Pourquoi vous parlez régulièrement du Gabon?
Mes affaires marchent mieux au Gabon parce qu’à l’intérieur, tu circules bien. Il est moins enclavé que les autres pays. En Guinée Équatoriale, il y a des mentalités rétrogrades qui entravent la circulation à l’intérieur. En RCA, le pays est tellement enclavé que tout se passe uniquement à Bangui. En termes de transactions bancaires, on n’a pas de banque ou les monnaies électroniques, tout est physique en matière d’argent, ce qui attirent les bandits et les coupeurs de route comme au Tchad. Or, il y a une seule route entre le Cameroun et le Gabon, donc il y a plus de sécurité dans la circulation au Gabon.

Quel est votre souhait en ce qui concerne l’amélioration de la circulation?
Notre souhait est qu’on enlève le visa de sortie pour les membres résidents et les Bacchus qu’on rencontre par voie terrestre.

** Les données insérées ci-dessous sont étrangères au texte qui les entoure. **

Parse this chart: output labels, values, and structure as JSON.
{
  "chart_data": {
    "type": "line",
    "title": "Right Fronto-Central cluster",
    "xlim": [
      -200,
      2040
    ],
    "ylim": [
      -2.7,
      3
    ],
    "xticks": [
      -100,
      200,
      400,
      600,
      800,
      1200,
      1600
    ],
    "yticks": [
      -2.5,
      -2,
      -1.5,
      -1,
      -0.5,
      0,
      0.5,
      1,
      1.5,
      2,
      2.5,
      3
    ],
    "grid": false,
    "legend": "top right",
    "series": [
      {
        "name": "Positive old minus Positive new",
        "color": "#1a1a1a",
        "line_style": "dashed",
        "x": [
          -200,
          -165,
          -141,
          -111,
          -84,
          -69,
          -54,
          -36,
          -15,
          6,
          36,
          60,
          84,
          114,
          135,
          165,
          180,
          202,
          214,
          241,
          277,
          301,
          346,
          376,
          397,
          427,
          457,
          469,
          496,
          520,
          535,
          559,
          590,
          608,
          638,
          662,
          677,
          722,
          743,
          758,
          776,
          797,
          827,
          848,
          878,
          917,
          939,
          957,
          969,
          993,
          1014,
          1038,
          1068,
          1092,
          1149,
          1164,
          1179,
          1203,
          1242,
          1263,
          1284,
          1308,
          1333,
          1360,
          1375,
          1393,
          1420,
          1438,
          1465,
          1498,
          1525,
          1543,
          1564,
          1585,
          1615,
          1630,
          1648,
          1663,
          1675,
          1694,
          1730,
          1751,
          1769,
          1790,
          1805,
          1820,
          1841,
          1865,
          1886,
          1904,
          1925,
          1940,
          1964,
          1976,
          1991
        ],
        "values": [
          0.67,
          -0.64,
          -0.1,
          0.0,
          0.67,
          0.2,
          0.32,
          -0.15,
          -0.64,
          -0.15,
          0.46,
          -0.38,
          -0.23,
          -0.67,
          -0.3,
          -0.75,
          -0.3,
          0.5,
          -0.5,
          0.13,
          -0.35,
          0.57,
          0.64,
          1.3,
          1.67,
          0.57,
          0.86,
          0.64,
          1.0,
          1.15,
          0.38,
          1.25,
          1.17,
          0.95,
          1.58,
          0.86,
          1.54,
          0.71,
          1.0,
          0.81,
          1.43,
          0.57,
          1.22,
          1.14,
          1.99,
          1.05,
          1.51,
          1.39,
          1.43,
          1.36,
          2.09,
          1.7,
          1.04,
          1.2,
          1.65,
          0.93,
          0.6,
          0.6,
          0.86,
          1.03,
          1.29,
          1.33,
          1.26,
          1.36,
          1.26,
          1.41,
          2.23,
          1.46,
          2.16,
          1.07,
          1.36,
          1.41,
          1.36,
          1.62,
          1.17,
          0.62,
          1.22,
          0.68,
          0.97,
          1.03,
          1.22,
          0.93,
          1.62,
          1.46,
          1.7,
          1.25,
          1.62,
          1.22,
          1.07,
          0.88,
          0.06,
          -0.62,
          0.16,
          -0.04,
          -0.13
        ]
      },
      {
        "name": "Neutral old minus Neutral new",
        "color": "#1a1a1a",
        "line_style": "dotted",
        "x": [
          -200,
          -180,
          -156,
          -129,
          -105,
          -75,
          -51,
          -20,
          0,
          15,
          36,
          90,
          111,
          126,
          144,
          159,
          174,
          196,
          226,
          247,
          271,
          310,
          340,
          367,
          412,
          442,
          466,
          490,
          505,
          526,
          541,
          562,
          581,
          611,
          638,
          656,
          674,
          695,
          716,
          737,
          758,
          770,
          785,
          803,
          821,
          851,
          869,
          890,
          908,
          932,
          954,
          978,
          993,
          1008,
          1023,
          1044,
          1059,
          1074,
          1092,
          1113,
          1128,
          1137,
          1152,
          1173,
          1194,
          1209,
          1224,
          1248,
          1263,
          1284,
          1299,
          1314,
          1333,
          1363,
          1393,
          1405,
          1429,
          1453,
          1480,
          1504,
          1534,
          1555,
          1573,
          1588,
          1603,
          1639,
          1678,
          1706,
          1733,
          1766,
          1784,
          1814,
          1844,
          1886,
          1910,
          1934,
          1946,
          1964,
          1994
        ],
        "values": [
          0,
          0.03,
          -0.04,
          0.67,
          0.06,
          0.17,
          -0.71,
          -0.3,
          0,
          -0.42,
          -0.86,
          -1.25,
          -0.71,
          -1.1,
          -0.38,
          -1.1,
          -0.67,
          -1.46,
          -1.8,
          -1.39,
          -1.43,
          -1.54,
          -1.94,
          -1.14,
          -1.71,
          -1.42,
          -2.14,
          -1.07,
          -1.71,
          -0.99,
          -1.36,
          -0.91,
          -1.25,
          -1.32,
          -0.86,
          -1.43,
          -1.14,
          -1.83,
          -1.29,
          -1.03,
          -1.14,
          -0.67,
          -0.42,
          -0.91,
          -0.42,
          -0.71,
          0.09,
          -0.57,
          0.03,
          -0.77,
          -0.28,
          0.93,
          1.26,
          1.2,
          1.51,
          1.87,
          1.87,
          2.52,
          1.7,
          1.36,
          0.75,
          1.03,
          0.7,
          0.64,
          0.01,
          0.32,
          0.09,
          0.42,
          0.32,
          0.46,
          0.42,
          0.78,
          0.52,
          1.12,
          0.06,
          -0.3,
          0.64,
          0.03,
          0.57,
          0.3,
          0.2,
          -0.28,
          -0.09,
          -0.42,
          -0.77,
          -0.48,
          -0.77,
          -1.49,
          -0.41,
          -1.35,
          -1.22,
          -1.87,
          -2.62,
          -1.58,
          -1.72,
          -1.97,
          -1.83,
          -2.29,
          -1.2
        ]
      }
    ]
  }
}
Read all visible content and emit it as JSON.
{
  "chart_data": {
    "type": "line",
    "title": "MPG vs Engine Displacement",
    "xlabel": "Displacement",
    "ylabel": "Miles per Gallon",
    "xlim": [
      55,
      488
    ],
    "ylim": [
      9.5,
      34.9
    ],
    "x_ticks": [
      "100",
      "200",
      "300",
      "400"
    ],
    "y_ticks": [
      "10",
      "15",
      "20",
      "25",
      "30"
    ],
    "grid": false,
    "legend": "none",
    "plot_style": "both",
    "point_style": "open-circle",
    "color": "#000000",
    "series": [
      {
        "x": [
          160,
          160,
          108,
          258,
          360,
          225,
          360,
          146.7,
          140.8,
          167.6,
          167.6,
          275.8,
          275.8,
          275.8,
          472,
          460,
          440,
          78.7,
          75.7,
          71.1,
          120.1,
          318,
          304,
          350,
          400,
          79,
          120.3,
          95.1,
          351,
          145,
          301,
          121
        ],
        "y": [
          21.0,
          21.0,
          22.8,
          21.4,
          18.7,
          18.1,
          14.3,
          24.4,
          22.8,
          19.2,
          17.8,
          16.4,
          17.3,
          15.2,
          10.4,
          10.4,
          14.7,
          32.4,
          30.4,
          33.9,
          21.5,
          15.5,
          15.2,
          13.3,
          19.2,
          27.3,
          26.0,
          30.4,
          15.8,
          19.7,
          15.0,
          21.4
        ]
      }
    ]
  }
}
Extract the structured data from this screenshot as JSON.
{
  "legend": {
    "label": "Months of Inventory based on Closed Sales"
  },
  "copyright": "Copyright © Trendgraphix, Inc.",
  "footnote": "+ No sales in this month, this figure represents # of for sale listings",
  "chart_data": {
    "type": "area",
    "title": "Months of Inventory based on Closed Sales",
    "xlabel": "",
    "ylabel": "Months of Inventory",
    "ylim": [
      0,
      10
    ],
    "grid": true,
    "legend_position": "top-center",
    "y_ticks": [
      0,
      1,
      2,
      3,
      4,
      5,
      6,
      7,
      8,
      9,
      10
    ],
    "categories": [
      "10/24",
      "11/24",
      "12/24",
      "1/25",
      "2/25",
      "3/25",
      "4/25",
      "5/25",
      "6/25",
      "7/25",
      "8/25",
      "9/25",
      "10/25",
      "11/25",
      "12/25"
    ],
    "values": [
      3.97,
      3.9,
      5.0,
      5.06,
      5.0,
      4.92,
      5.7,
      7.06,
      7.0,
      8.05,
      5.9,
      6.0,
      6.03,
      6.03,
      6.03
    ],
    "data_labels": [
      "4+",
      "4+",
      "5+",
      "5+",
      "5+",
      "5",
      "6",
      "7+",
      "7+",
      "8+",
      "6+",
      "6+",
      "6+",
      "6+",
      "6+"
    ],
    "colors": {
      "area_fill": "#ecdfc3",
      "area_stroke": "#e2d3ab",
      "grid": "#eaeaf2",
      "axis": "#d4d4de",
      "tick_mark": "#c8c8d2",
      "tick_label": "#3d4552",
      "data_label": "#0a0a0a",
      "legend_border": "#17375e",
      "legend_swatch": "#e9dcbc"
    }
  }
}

Quel est le conseil que vous pouvez donner à un citoyen de la Cemac qui veut voyager?
En tant que citoyen pétri d’expérience dans le monde du commerce entre le Cameroun et le Gabon, je demande à tout citoyen commerçant ou citoyen lambda de s’acquitter de tous les papiers administratifs, avant de se lancer dans le voyage, quel que soit le pays, même de la sous-région.

N’importez-vous pas les produits de la sous-région au Cameroun?
Moi je fais dans l’import-export. Aujourd’hui j’importe les produits gabonais. Dans ma boutique, j’ai un coin made in Gabon. Vous imaginez, c’est en plein centre-ville de Yaoundé et actuellement, les Gabonais d’ici et les Camerounais qui vivaient au Gabon se ravitaillent chez moi. On a des bières étrangères comme la Regab, les sardines et les vêtements par exemple.